Wrong Turn 6: Last Resort

HORROR: USA, 2014
Regie: Valeri Milev
Darsteller: Sadie Katz, Roxanne Pallett, Anthony Ilott, Aqueela Zoll, Rollo Skinner

STORY:

Danny erbt aus heiterem Himmel ein abgelegenes Sanatorium irgendwo in den Wäldern West Virginias. Um sich den neuen Besitz anzuschauen, beschließt er mit ein paar Freunden für einige Tage dort abzusteigen.

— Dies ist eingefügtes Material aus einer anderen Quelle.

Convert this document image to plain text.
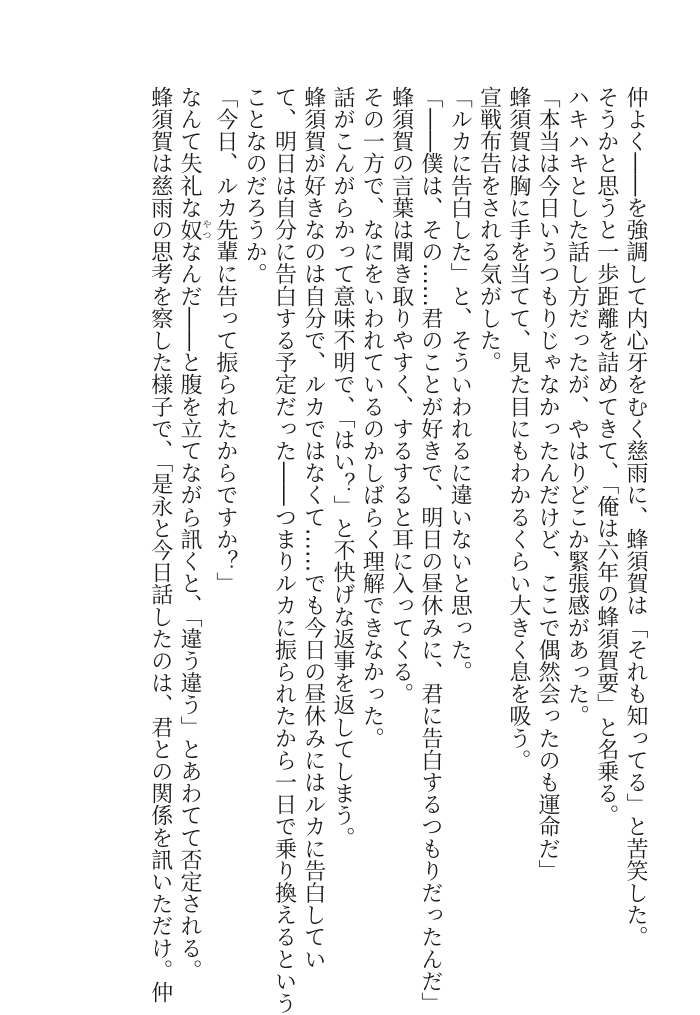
仲よく――を強調して内心牙をむく慈雨に、蜂須賀は「それも知ってる」と苦笑した。
そうかと思うと一歩距離を詰めてきて、「俺は六年の蜂須賀要」と名乗る。
ハキハキとした話し方だったが、やはりどこか緊張感があった。
「本当は今日いうつもりじゃなかったんだけど、ここで偶然会ったのも運命だ」
蜂須賀は胸に手を当てて、見た目にもわかるくらい大きく息を吸う。
宣戦布告をされる気がした。
「ルカに告白した」と、そういわれるに違いないと思った。
「――僕は、その……君のことが好きで、明日の昼休みに、君に告白するつもりだったんだ」
蜂須賀の言葉は聞き取りやすく、するすると耳に入ってくる。
その一方で、なにをいわれているのかしばらく理解できなかった。
話がこんがらかって意味不明で、「はい？」と不快げな返事を返してしまう。
蜂須賀が好きなのは自分で、ルカではなくて……でも今日の昼休みにはルカに告白してい
て、明日は自分に告白する予定だった――つまりルカに振られたから一日で乗り換えるという
ことなのだろうか。
「今日、ルカ先輩に告って振られたからですか？」
なんて失礼な奴やつなんだ――と腹を立てながら訊くと、「違う違う」とあわてて否定される。
蜂須賀は慈雨の思考を察した様子で、「是永と今日話したのは、君との関係を訊いただけ。仲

Doch das Erbe hält noch einige Überraschungen für die ganze Truppe bereit...

KRITIK:

Zwei Jahre nach dem fünften Teil der nicht kaputt zu kriegenden Kannibalen-Reihe war es wirklich langsam an der Zeit, mal wieder ein paar menschliche Schnitzel in die abgelegenen Wälder des amerikanischen Hinterlands zu verfrachten. Da die Verantwortlichen der Studios mit Declan O'Brien wohl nicht mehr zufrieden waren, wurde das Kreativteam ausgetauscht um etwas neuen Schwung reinzubringen. Vermutlich war einer der Gründe auch, dass er eigentlich bloß gröbsten Schwurbel fabriziert hatte. So nett ich den Kerl auch finde, das lässt sich leider nicht leugnen.

Den Wechsel des Kreativteams merkt man WRONG TURN 6 bereits nach kürzester Zeit deutlich an. Nicht zwangsläufig am Setting, der Atmosphäre oder rein filmisch. Auch nicht daran, dass das Kannibalen-Makeup jetzt besser aussehen würde - was es definitiv nicht tut. Das ist es alles nicht. Man merkt ganz deutlich, dass Declan O'Brien ersetzt wurde, wenn man den Zähler mitlaufen lässt. Ganze 2:30 Minuten dauert es nun nämlich bis die erste weibliche Darstellerin ihre dralle Pracht in die Kamera halten darf. In WRONG TURN 5 hatte das noch keine Minute gedauert.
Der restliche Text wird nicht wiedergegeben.